寒江临雪

余少能视鬼,或有生人至家中,尝以为客,答曰,家人未置,未知尊驾姓名,或曰,吾乃故人尔,余笑曰,“乃知其所谓焉,不知此番为何事乎?”曰,“特立独行,非有转世之苦,轮回之痛,只为求得几个香火烟钱,于黄泉路上买通阴差,免作孤魂野鬼罢了,还望公子可怜。”未几,阴风怒号,故人哀怨长叹,拂袖而去,余甚惧,心至于隅口,岁走于庙会闹事之中购得香火纸钱,以兄长之礼厚祭之,拂长袖而涕泪满巾。

戊戌之年,秋月既望,余与友人徒步于望庐山中,从小径而去,至一寒舍茶馆,馆人谓曰,“公子此番远游,还望小心便是,舍中常有异相,或有三更之磷火,五更之婴啼,甚哉,惧哉矣,若得活命,还望速速离去。”

余大惊曰,“既如此,何不同去,免得茕茕孑立,做得孤家寡人尔。”时馆人嬉笑曰,“吾闻落叶归根,而知秋投湖,泪鸿怨角,空教人瘦,茂苑人归,同惜天涯为旅,只惜小人乃古冢枯骨,先前所立庙会,乃冥界鬼市尔,公子不信,待天亮后自有分晓。”

瞬时,东方渐有鸡鸣,方才人物景象都已不见了踪影,友人疾走而大呼曰,“清君言者为谁,只见得尔夜晚行至枯井之旁,时而哀怨长叹,喃喃自语,甚是奇怪。”余静默不语,何人可为时而轻抹之。如尘如故,如犹在手之沙,汝执愈紧,则流愈疾也。

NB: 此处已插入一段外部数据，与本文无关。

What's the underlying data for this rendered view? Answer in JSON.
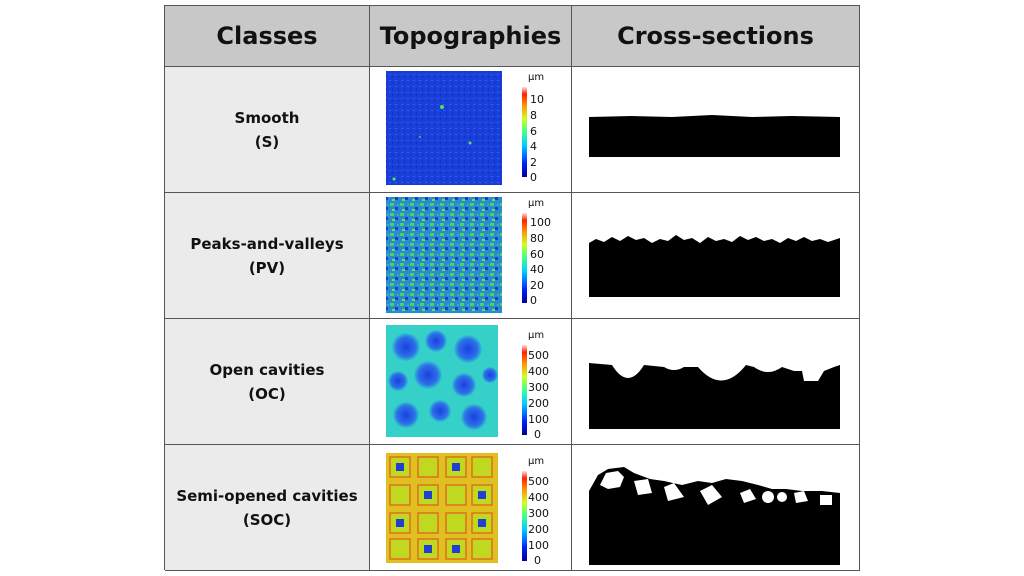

明崇祯十二年冬日,天大寒,大雪深数尺,川亦僵矣,气亦似欲凝之,舍妹媛姝重病,危在旦夕,日渐少食,而面容憔悴,余心不忍,痛心叹曰,“自幼相依为命,未料今日有阴阳之别。” 媛姝莞尔,道幼时托得兄长照顾,甚是感激,来世必当涌泉相报。”余大哭曰,“此生今世为兄妹,来世又何可认得,未知生,焉知死焉?”笑曰,“缘若尽,来生愿与花枝度得年岁,不求君临天下,只愿不枉此生,于乱世苟全性命尔。”言毕,忽而阴风大作,狂风四起,隐约中似有私语鬼窃之言,曰,早年成君祭拜之恩,今为冥府阴差,便是索人上路,若为令妹续命,倒也不难,此番湘江南山旁有寒江之水,水上有一妇人,手持七星续命纸灯,公子若想求得法式,还望速去。”

翌日清晨,余率保甲十人飞马前至南山寒江,银波泛泛而烟波浩渺,远处江涛流泻,如箭离弦,如马脱缰,如猛虎出山也,突见一白衣女子行走至远处积水冰面中,左手持七星照明竹灯,身着清色宫衣,宽大领口,广袖飘飘,头绾简雅倭堕髻,青丝垂肩,玉簪斜插,玉带绕臂,暗香萦际,余只身前往,女子曰,“公子此番前来,可是为令妹续命尔?”

余泣之谓然,妇人笑曰,“公子不必多虑,吾乃山中野鬼,因其自刎投江而不得转世,吾念尔先前曾为先夫有祭拜超度之恩,权且帮尔一次,不过这七星续命,实属非易,若要从之,必要采日月之精华,天地之元气,此前侬家这里有一对联,乃黑白无常上路时聊为戏尔,公子若能在一柱香内对出下联,便可点燃七星磷火,延寿十年矣。

余大惊问曰“此竟为何对联也?”

白衣女子对曰“上联倒也不难,是乃,十年落悠,千缘少聚,而知江寒有学雪。”

余笑曰,“吾自幼饱读诗书,既是八股千文,也会做得,区区对联,又何需一炷香尔,下联便是,三更哀怨,古冢枯骨,难知落叶无痕。”语毕,妇人大惊曰,“未料世间由此奇才尔,甚是敬佩,先前茹莽,还望公子见谅。”瞬时,江面下起大雪,七星明灯点亮,只是白衣妇人早已隐偱而归。

自是事后,吾妹媛姝病除,余自此不复遇妖魔之事,如是一切皆未之有也。